As the sign comes down, so too go names reflective of industries that have changed or disappeared, of FOMs in which the bond is no longer so common, of churches that have heard their last sermons, and of management that could no longer manage.

So before they are lost and resurrected only by Google, we remember here some of the credit unions that called to order in 2011 their last board meetings.

We say a final "The End" to you, Motion Picture FCU, but not before recalling there was a time when people dressed up to go see a motion picture; to you, Hollywood Onized Oakland FCU, which had nothing to do with the home to motion pictures but whose name sounds like starlet's affliction; and to you, Off Track Betting CU-it sounds like your charter was a gamble to begin with.

We bid adieu to all those named after communities that live on without them: Cal State CU of North Bay, Greensburg Community, Tulsa Metro, Wisconsin Heights, Como Northtown, Portland (North Dakota), Upper Valley, Utah Central, Saugus, Kulia Ohana, Pacifica-Coastside, Midwest Utilities, Central Minnesota, Minnesota Valley, Fitchburg, San Jacinto, Putnam County, Salem, Dyersburg, Saguache County, Park Community, and Peoples CU of Abilene.

We only hope you had time to print your own obit, Charleston Newspapers, Birmingham News Employees, and Media Hawaii.

And we note that despite the size the name implies, it didn't come to the rescue of University FCU, State Employees CU (Atlanta), or Ukrainian CU.

We wonder if before that last shovelful of dirt was thrown on the grave anyone noticed the irony that even the most optimistic of names are no match for the Regulatory Reaper, and in doing so remember Synergy One, 1st Choice, Premier Financial, Secure CU, and maybe saddest-of-all-to-see-you-go, Land of Enchantment.

Surely, over all the decades countless meetings were called to order with a prayer, and yet in the end apparently there wasn't one even for St.
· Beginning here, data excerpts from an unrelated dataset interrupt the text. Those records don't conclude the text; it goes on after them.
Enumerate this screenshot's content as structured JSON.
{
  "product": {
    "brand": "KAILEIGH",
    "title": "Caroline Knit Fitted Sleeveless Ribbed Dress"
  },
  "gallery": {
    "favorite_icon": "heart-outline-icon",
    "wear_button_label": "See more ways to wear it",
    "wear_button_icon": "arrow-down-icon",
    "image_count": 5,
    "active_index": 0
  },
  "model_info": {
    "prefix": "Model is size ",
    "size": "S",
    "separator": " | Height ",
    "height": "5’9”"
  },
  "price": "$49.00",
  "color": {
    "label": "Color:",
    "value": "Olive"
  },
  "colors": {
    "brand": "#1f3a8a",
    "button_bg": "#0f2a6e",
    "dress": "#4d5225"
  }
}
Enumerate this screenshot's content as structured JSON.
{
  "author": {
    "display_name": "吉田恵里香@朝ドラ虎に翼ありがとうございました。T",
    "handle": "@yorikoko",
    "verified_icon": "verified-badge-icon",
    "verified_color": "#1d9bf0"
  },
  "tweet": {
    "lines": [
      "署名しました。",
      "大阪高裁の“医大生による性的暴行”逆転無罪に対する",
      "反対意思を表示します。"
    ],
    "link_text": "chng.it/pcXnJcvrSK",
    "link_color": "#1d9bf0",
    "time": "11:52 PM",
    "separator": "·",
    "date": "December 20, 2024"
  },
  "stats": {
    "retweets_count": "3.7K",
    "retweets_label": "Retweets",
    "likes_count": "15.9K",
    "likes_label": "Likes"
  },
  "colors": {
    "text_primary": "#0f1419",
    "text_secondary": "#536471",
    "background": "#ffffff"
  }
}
Margaret, St. James A.M.E., St. Vrain, St. Patrick, or even Father Kramer (I guess we'll never know if it specialized in or had troubles with collections).

We say our own prayer that during the eulogy someone shared a few stories so we could have known a little more about Trippler, H-B, Cotrell, GEA, Frontier, Baxter (the FCU), Borinquen, Telecommunity, LEBCO, Vensure, Paragon, Nicolet, M.H.I., Stewart, POC, and BCT.

And finally, we simply surrender to the fact it will always be a mystery whether the CU whose name sounded so romantic and intriguing, Marathon Rothschild, really was; whether members found their interactions to be as colorful as the name implied at Bluebonnet and Brownberry, or whether plain folk shook the dust from their boots and removed their weathered cowboy hats before moseying on into Double Eleven FCU.

Pictures On A Wall

To be sure, while we eulogize the names above, for many the credit union itself goes on, whether as part of a merger or a name change to, as all the press releases say, something "vibrant" or "fresh" or "powerful," seeming to forget that it isn't the name that is any of those things, it's the experience.

In your house you likely have family pictures on the wall. Parents. Grandparents. Uncles. Aunts. Children. They tell your story. They connect you. If your credit union is changing its name, you would be wise to save a sign or two and hang them in your board room. After all, it's important to be connected to where you came from, too. When you're not, it just hastens that funeral.